The IL-2 receptor α subunit, CD25 is commonly expressed in T-regulatory (Treg) cells and a small subset of Reed-Sternberg cells in Hodgkin's Lymphoma (HL). Normal resting cells do not express CD25. An article published by Janik et. al 2015 (PNAS) stated that the predominant motivation to engage anti-CD25 in HL radioimmunotherapy is the expression of CD25 on T cells rosetting around Reed-Sternberg cells. Thereby, non-CD25 expressing tumor cells can also be killed during the crossfire of the battlefield when a high radiation dose is delivered.
^90Y has a high β-energy emission, with a mean path length of 5mm and a maximum of 11mm. In Janik's study, the two clinical studies of relapsed-HL consecutive patients who were studied between April 2003 and October 2007 (n=30); between November 2009 and June 2014 (n=16) used daclizumab, a humanized anti-Tac, i.e. anti-CD25. The recruited patients received ^90Y-daclizumba every 6-10 week and with a maximum cap of seven doses.
The clinical study presented encouraging results of ^90Y-daclizumab radioimmunotherapy in relapsed HL patients: 30.4% complete responses and 19.6% partial responses. The patients' follow-up responses showed minor toxicity - thrombocytopenia and granulocytopenia.

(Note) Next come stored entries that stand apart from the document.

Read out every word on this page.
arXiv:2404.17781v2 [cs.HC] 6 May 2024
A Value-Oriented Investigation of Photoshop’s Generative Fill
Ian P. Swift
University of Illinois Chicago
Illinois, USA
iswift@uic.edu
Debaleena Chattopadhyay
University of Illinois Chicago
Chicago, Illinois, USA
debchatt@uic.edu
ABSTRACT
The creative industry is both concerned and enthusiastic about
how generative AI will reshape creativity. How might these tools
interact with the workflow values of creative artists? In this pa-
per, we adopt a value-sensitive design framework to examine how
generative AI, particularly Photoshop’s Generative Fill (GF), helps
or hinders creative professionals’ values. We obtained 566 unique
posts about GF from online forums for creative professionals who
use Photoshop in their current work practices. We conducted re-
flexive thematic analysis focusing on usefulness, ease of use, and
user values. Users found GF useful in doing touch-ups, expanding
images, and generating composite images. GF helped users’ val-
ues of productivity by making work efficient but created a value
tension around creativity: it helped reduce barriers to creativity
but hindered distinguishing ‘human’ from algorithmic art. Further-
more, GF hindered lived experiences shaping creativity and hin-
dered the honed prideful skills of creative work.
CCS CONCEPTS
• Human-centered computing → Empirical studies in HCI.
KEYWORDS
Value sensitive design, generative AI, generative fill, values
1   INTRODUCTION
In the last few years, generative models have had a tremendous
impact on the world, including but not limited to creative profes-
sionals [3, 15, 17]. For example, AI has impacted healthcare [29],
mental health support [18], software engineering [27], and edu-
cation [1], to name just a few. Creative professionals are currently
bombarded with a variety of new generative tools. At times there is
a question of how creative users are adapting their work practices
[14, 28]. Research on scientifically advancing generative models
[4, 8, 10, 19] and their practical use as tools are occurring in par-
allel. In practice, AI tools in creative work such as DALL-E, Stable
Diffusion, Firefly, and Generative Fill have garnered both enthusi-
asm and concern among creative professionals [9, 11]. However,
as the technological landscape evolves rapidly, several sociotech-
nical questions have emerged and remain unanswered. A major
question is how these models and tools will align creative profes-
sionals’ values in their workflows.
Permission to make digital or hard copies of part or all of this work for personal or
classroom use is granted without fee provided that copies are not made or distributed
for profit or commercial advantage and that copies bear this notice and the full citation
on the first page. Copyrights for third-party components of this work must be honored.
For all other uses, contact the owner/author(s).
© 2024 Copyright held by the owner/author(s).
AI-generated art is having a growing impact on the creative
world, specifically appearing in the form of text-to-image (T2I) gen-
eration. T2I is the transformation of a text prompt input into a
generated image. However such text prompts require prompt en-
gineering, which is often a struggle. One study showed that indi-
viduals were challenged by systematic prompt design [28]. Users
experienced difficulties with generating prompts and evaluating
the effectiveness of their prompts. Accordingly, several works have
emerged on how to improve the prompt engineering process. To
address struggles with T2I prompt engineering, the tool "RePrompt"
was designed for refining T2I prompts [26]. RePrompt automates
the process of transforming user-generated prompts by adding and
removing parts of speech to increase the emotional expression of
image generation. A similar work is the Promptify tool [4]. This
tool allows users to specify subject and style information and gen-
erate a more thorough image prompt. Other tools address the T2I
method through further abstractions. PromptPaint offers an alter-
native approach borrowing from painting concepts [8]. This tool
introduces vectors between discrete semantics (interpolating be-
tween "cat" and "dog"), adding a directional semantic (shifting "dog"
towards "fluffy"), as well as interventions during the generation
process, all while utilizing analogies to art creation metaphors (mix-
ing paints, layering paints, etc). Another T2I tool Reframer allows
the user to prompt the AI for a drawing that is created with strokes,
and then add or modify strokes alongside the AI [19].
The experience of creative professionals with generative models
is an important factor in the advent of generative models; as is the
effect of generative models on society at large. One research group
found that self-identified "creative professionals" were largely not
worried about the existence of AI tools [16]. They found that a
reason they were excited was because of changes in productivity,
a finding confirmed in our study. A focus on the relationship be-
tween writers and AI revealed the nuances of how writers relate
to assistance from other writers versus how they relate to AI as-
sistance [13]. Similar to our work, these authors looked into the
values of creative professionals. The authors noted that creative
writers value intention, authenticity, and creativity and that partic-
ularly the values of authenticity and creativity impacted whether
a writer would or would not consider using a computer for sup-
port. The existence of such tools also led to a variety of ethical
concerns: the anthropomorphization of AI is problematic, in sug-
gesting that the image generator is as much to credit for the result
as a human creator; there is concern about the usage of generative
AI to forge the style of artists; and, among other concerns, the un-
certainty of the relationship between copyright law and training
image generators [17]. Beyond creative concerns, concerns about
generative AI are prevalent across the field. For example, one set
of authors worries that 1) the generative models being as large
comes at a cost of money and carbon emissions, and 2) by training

However, six of the 30 patients in the first study presented myelodysplastic syndrome (MDS). Though MDS is a concern in oncology studies, the study is unable to draw supportive conclusions on whether ^90Y-daclizumab may trigger MDS among HL patients with different medical histories and whom have received different combinations of onco-therapies.